I keep hearing about LLVM all the time. It's in Perl, then it's in Haskell, then someone uses it in some other language? What is it?
- What exactly distinguishes it from GCC (perspectives = safety etc.)?
I keep hearing about LLVM all the time. It's in Perl, then it's in Haskell, then someone uses it in some other language? What is it?
LLVM is a library that is used to construct, optimize and produce intermediate and/or binary machine code.
LLVM can be used as a compiler framework, where you provide the "front end" (parser and lexer) and the "back end" (code that converts LLVM's representation to actual machine code).
LLVM can also act as a JIT compiler - it has support for x86/x86_64 and PPC/PPC64 assembly generation with fast code optimizations aimed for compilation speed.
Unfortunately disabled since 2013, there was the ability to play with LLVM's machine code generated from C or C++ code at the demo page.
A good summary of LLVM is this:
At the frontend you have Perl, and many other high level languages. At the backend, you have the natives code that run directly on the machine.
At the centre is your intermediate code representation. If every high level language can be represented in this LLVM IR format, then analysis tools based on this IR can be easily reused - that is the basic rationale.
LLVM (used to mean "Low Level Virtual Machine" but not anymore) is a compiler infrastructure, written in C++, which is designed for compile-time, link-time, run-time, and "idle-time" optimization of programs written in arbitrary programming languages. Originally implemented for C/C++, the language-independent design (and the success) of LLVM has since spawned a wide variety of front-ends, including Objective C, Fortran, Ada, Haskell, Java bytecode, Python, Ruby, ActionScript, GLSL, and others.
Read this for more explanation
Also check out Unladen Swallow
According to 'Getting Started With LLVM Core Libraries' book (c):
In fact, the name LLVM might refer to any of the following:
The LLVM project/infrastructure: This is an umbrella for several projects that, together, form a complete compiler: frontends, backends, optimizers, assemblers, linkers, libc++, compiler-rt, and a JIT engine. The word "LLVM" has this meaning, for example, in the following sentence: "LLVM is comprised of several projects".
An LLVM-based compiler: This is a compiler built partially or completely with the LLVM infrastructure. For example, a compiler might use LLVM for the frontend and backend but use GCC and GNU system libraries to perform the final link. LLVM has this meaning in the following sentence, for example: "I used LLVM to compile C programs to a MIPS platform".
LLVM libraries: This is the reusable code portion of the LLVM infrastructure. For example, LLVM has this meaning in the sentence: "My project uses LLVM to generate code through its Just-in-Time compilation framework".

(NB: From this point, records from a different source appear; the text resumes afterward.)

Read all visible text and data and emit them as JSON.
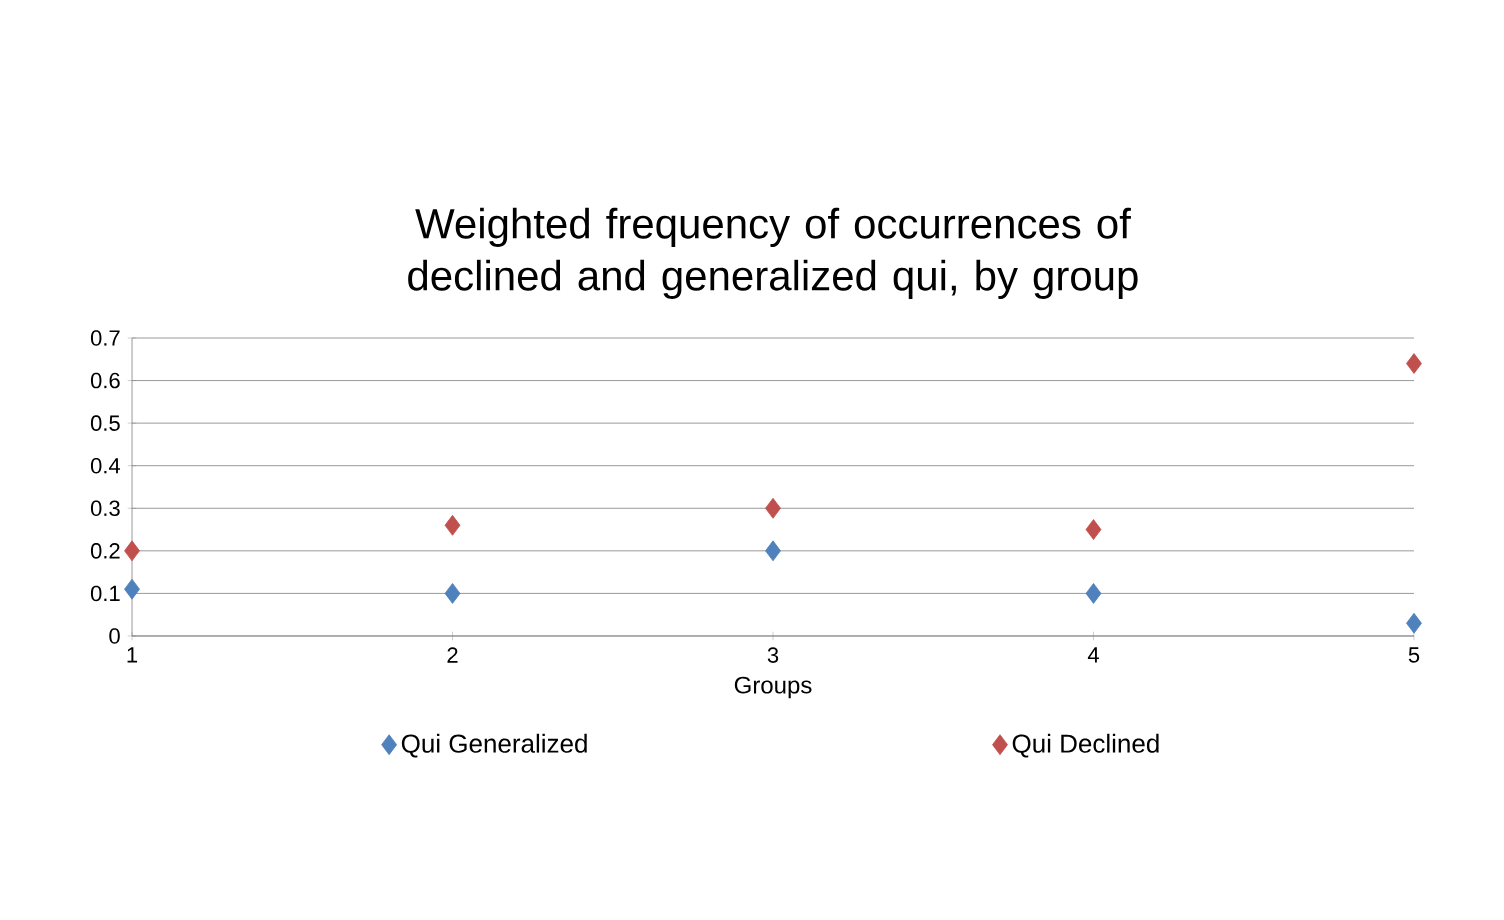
{
  "chart_data": {
    "type": "scatter",
    "title": "Weighted frequency of occurrences of declined and generalized qui, by group",
    "xlabel": "Groups",
    "x": [
      1,
      2,
      3,
      4,
      5
    ],
    "series": [
      {
        "name": "Qui Generalized",
        "color": "#4f81bd",
        "values": [
          0.11,
          0.1,
          0.2,
          0.1,
          0.03
        ]
      },
      {
        "name": "Qui Declined",
        "color": "#c0504d",
        "values": [
          0.2,
          0.26,
          0.3,
          0.25,
          0.64
        ]
      }
    ],
    "xlim": [
      1,
      5
    ],
    "xticks": [
      1,
      2,
      3,
      4,
      5
    ],
    "ylim": [
      0,
      0.7
    ],
    "yticks": [
      0,
      0.1,
      0.2,
      0.3,
      0.4,
      0.5,
      0.6,
      0.7
    ],
    "grid": "y",
    "legend": "bottom",
    "marker": "diamond"
  }
}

LLVM core: The optimizations that happen at the intermediate language level and the backend algorithms form the LLVM core where the project started. LLVM has this meaning in the following sentence: "LLVM and Clang are two different projects".

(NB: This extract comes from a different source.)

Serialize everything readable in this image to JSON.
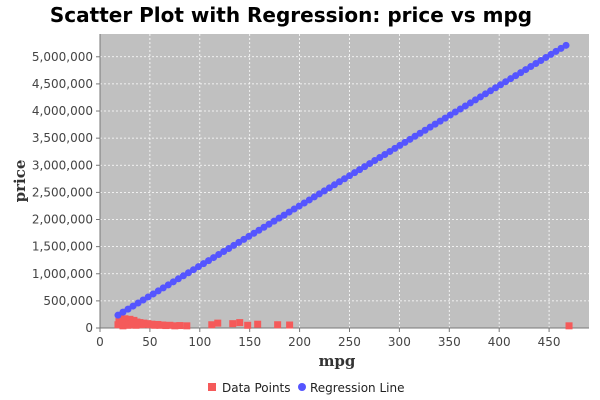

The LLVM IR: This is the LLVM compiler intermediate representation. LLVM has this meaning when used in sentences such as "I built a frontend that translates my own language to LLVM".
LLVM is basically a library used to build compilers and/or language oriented software. The basic gist is although you have gcc which is probably the most common suite of compilers, it is not built to be re-usable ie. it is difficult to take components from gcc and use it to build your own application. LLVM addresses this issue well by building a set of "modular and reusable compiler and toolchain technologies" which anyone could use to build compilers and language oriented software.

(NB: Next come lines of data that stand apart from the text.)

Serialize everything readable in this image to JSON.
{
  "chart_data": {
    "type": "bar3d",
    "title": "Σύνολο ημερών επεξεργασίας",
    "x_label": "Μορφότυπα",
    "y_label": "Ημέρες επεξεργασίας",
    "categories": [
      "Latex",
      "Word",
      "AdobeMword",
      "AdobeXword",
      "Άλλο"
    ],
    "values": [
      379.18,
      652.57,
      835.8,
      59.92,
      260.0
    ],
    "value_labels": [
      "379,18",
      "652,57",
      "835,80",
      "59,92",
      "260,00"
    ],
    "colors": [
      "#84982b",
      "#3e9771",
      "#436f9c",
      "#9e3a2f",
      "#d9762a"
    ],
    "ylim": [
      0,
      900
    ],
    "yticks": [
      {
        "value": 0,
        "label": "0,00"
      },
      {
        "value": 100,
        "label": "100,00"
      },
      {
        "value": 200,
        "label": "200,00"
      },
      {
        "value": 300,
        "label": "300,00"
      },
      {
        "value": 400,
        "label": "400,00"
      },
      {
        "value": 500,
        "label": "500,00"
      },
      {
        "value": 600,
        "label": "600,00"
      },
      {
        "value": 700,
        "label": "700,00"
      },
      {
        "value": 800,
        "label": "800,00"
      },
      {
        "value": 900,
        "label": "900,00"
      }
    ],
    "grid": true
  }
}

The LLVM Compiler Infrastructure is particularly useful for performing optimizations and transformations on code. It also consists of a number of tools serving distinct usages. llvm-prof is a profiling tool that allows you to do profiling of execution in order to identify program hotspots. Opt is an optimization tool that offers various optimization passes (dead code elimination for instance).
Importantly LLVM provides you with the libraries, to write your own Passes. For instance if you require to add a range check on certain arguments that are passed into certain functions of a Program, writing a simple LLVM Pass would suffice.
For more information on writing your own Pass, check this http://llvm.org/docs/WritingAnLLVMPass.html
Low Level Virtual Machine(LLVM)
Alternative: GCC(GNU Compiler Collection). GDB(GNU Debugger) - debug tool. Supports more languages and architectures.
LLVM - is umbrella project(set of libraries) it is a brand name with different projects(IR, debug tool...) And now it not Virtual Machine or acronym. LLDB(LLVM Debugger) - debug tool. Supported by Big companies
Compiler:
Language FrontEnd(Many: Clang, Haskel...) -> Optimizer(Single) -> Backend(Many: ARM, x86...)
FrontEnd generates Intermediate Representation (IR)
. This common language allows simple scale process. If you are creating new language you are responsible only for FrontEnd, if you are developing new architecture you should take care about BackEnd. It is a kind of .class
file in JVM which are used by ClassLoader
[About]
There are thee equivalent IR forms:
llvm-dis
can be used to convert bitcode
into human readable